The leaner you are the better your insulin sensitivity and thus the more carbs you can eat.
This is especially true if you are a teenager with a racing metabolism. A 17 year old kid with single digit bodyfat might need three grams of carbs per pound in order to gain weight, whereas a 35 year old might only need 1-1.25 grams.
Anymore than that and he’ll end up fat.
For the older guy, carb cycling is going to be a smarter approach.
The take home point is you gotta eat for size gains.
Question: What about rookie mistakes? Which are the biggest ones to avoid? In other words, DON’T do this stuff!
- Don’t let your training sessions (minus warm up and cool down time) last more than 45 minutes.
- Don’t waste your time with machines.
- Don’t train for strictly for the pump if you are small and weak.

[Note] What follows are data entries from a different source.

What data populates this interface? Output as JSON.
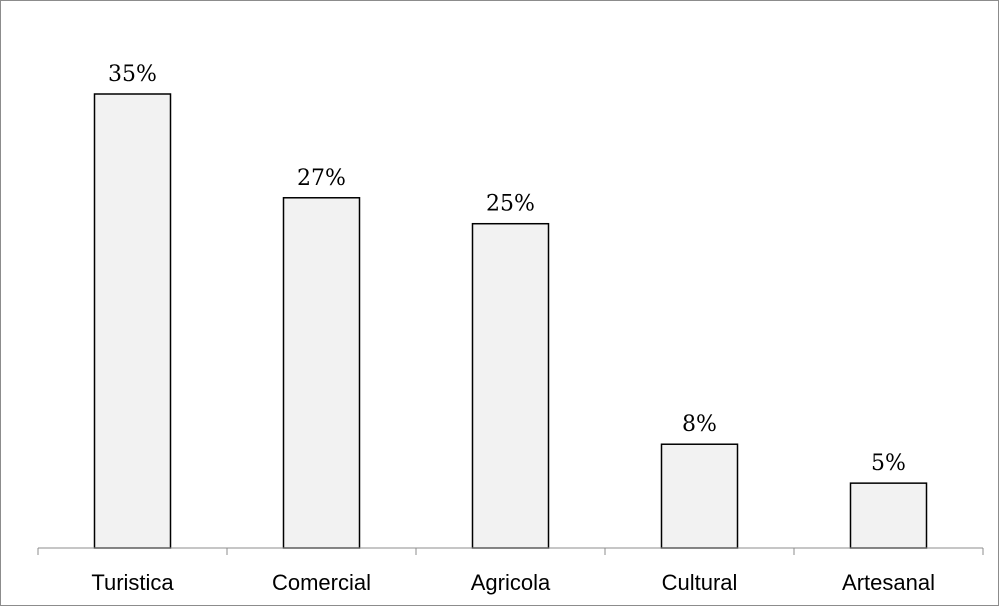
{
  "chart_data": {
    "type": "bar",
    "categories": [
      "Turistica",
      "Comercial",
      "Agricola",
      "Cultural",
      "Artesanal"
    ],
    "values": [
      35,
      27,
      25,
      8,
      5
    ],
    "data_labels": [
      "35%",
      "27%",
      "25%",
      "8%",
      "5%"
    ],
    "value_unit": "%",
    "ylim": [
      0,
      40
    ],
    "grid": false,
    "legend": "none",
    "colors": {
      "bar_fill": "#f2f2f2",
      "bar_stroke": "#000000",
      "axis": "#8c8c8c"
    }
  }
}
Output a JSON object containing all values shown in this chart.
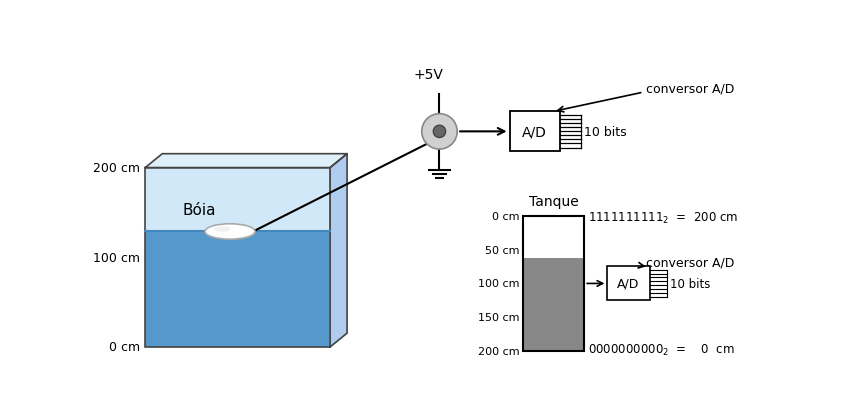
{
  "bg_color": "#ffffff",
  "water_color": "#5599cc",
  "water_light_color": "#d0e8f8",
  "tank_top_color": "#e0f0fa",
  "tank_right_color": "#b0ccee",
  "gray_color": "#888888",
  "outline_color": "#444444",
  "label_200cm": "200 cm",
  "label_100cm": "100 cm",
  "label_0cm": "0 cm",
  "label_boia": "Bóia",
  "label_tanque": "Tanque",
  "label_plus5v": "+5V",
  "label_ad": "A/D",
  "label_10bits": "10 bits",
  "label_conversor": "conversor A/D",
  "tank2_labels": [
    "200 cm",
    "150 cm",
    "100 cm",
    "50 cm",
    "0 cm"
  ]
}
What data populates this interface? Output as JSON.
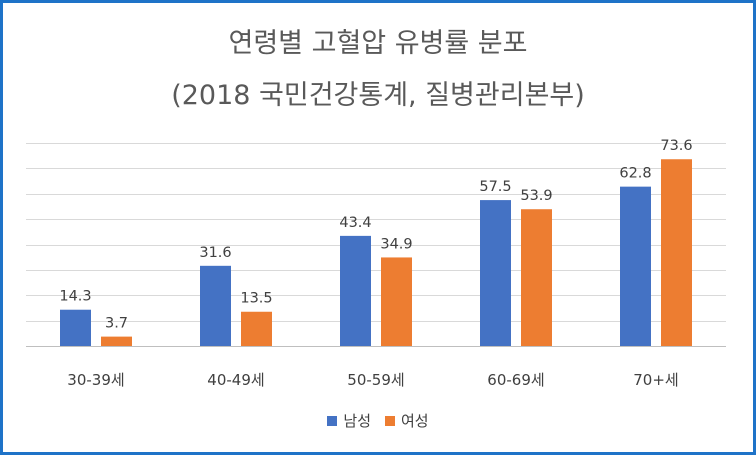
{
  "chart_data": {
    "type": "bar",
    "title": "연령별 고혈압 유병률 분포",
    "subtitle": "(2018 국민건강통계, 질병관리본부)",
    "categories": [
      "30-39세",
      "40-49세",
      "50-59세",
      "60-69세",
      "70+세"
    ],
    "series": [
      {
        "name": "남성",
        "color": "#4472c4",
        "values": [
          14.3,
          31.6,
          43.4,
          57.5,
          62.8
        ]
      },
      {
        "name": "여성",
        "color": "#ed7d31",
        "values": [
          3.7,
          13.5,
          34.9,
          53.9,
          73.6
        ]
      }
    ],
    "ylim": [
      0,
      80
    ],
    "grid": true,
    "legend": "bottom",
    "ytick_labels_visible": false
  }
}
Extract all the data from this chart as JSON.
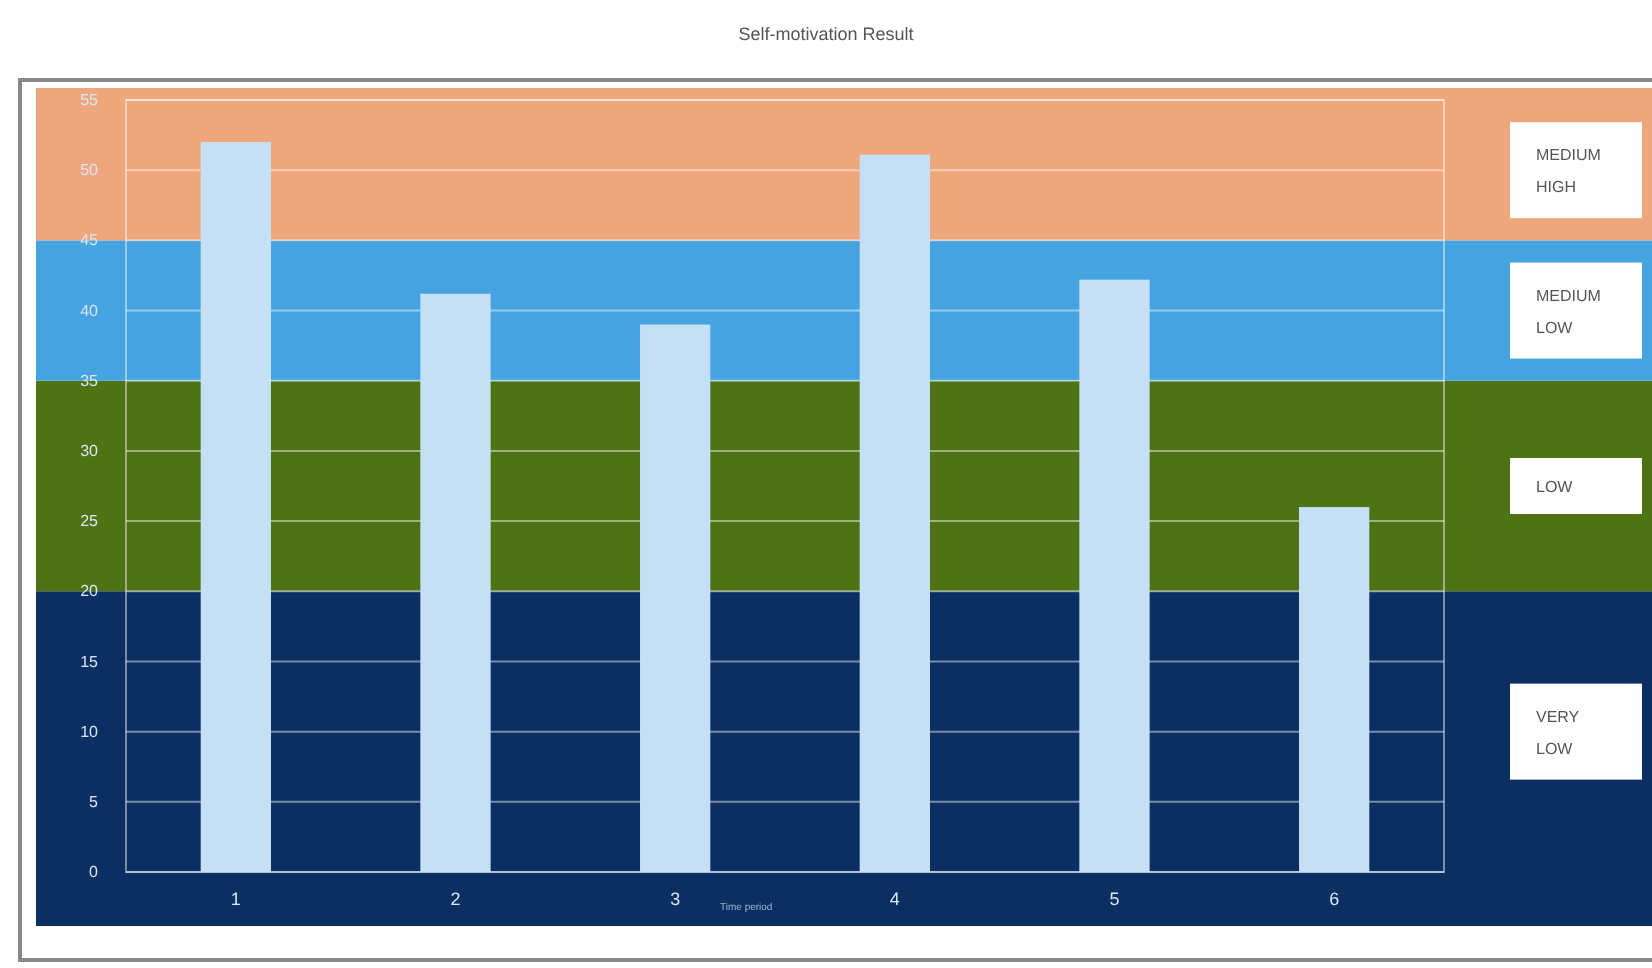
{
  "chart_data": {
    "type": "bar",
    "title": "Self-motivation Result",
    "xlabel": "Time period",
    "categories": [
      "1",
      "2",
      "3",
      "4",
      "5",
      "6"
    ],
    "values": [
      52,
      41.2,
      39,
      51.1,
      42.2,
      26
    ],
    "color": "#c5e0f5",
    "ylim": [
      0,
      55
    ],
    "yticks": [
      0,
      5,
      10,
      15,
      20,
      25,
      30,
      35,
      40,
      45,
      50,
      55
    ],
    "grid": "y",
    "bands": [
      {
        "axis": "y",
        "from": 0,
        "to": 20,
        "label": "VERY LOW",
        "color": "#0b2f63"
      },
      {
        "axis": "y",
        "from": 20,
        "to": 35,
        "label": "LOW",
        "color": "#4e7315"
      },
      {
        "axis": "y",
        "from": 35,
        "to": 45,
        "label": "MEDIUM LOW",
        "color": "#45a3e0"
      },
      {
        "axis": "y",
        "from": 45,
        "to": 55,
        "label": "MEDIUM HIGH",
        "color": "#eea67c"
      }
    ]
  }
}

- Don’t use body part splits.
- Don’t train to failure on every set.
Question: What about some tips for injury prevention?
- Always warm up properly by jumping rope or doing some type of callisthenic drills for 5-10 minutes before training. Follow this up with some mobility work and some joint prep stuff as well. This is also known as the dynamic warm up.
- Don’t just jump right into your heaviest sets but rather work up them gradually by doing 3-5 warm up sets with 40-90% of your starting weight. For example, if you were going to squat 275 for 6 you would want to first do the bar for ten reps, then 95 x 8, 135 x 6, 185 x 3, 225 x 3-5 and maybe even 250 x 1.
- Always do at least 5-10 minutes of mobility work for the hips and other tight areas of the lower body before squatting or deadlifting. Static stretching may also be warranted here as well if the lifter is having a difficult time reaching the full squat position.
Question: What are your favorite three exercises that can help people put on size and why?
Squat- Because there is no better exercise to develop the lower body. They involve every muscle group from your sternum down and will build big quads, hamstrings and glutes along with strengthening your abs and spinal erectors.
Clean & Press- There is no more basic movement then bending down and picking something up off the floor. When you pick something up off the floor and put it overhead you’ve got a real winner. This exercise develops the shoulders, traps, upper, mid and lower back, upper chest, grip, triceps, abs, obliques, glutes, hamstrings and quads. It’s all encompassing and brutally effective.
I prefer this movement with a log or The Renegade Bar.
Chin Up– This is an exercise we evolved to do (from primates) and should always be part of your program. It builds the lats, biceps, forearms, abs and even the shoulders and pecs. Plus, the ability to do a large number of chin ups is pretty bad ass and a requirement for all men.